Figure 3. Co-expression of GAB2^WT with NRAS^G12D promotes anchorage independence in melanocytes.

(a) Melanocytes stably expressing empty vector, NRAS^G12D (HA-tagged), or GAB2^WT+NRAS^G12D (FLAG- and HA-tagged, respectively) were cultured and protein lysates were assayed by Western blotting. PI3K and MAPK activation were examined by measuring phospho-AKT and phospho-ERK levels, respectively. Expression of PUMA, p53 and BCL-2 family of anti-apoptotic proteins, MCL-1, BCL-2 and BCL-XL, were also evaluated. Tubulin was used as loading control.

(b) and (c) Quantification and representative images of soft agar colony formation assay of melanocytes expressing vector, NRAS^G12D, and GAB2^WT+NRAS^G12D are shown. Briefly, 1×10⁵ cells were resuspended in 0.35% agarose and overlaid onto 0.7% agarose in growth medium containing 10% FBS in 6-well plates. Colonies were stained with thiazolyl blue tetrazolium bromide and counted at 4 weeks after plating. Experiments were performed in triplicates. Error bars indicate ± standard error. *p<0.05, **p<0.01, and ***p<0.001.

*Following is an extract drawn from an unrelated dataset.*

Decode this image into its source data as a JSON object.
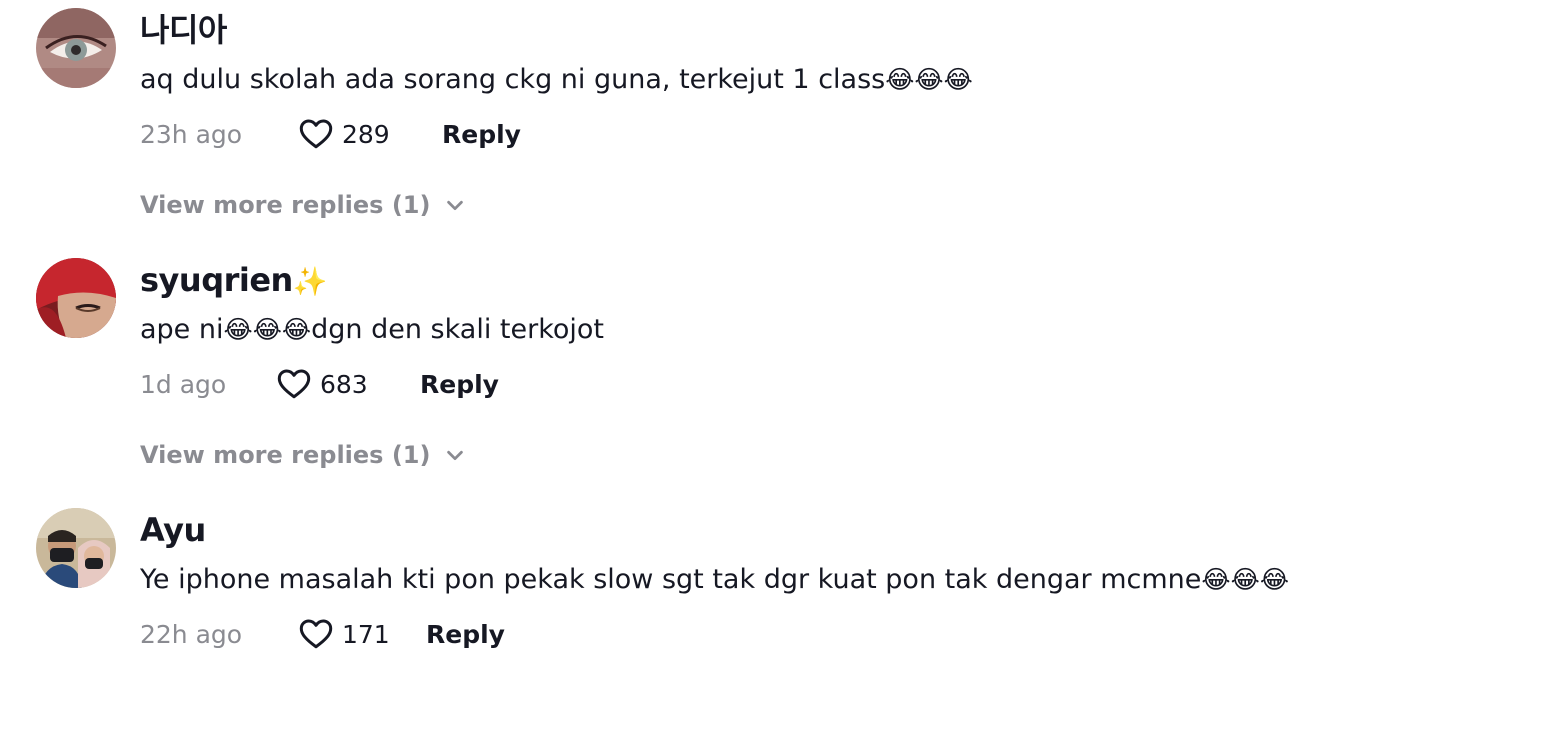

(d–f). MM415 is a mutant NRAS melanoma cell line with GAB2 overexpression. GAB2 was silenced with scrambled (control) or siRNA and GAB2-dependent signal transduction pathways were analyzed by western blotting. Stable knockdown of GAB2 was achieved by infecting cells with control, Sh1 and Sh2. Quantification and representative images of soft agar colony formation assay of melanomas expressing control and shGAB2 are shown. Colonies were counted two weeks after plating. Experiments were performed in triplicates. Error bars indicate ± standard error. *p<0.05, **p<0.01.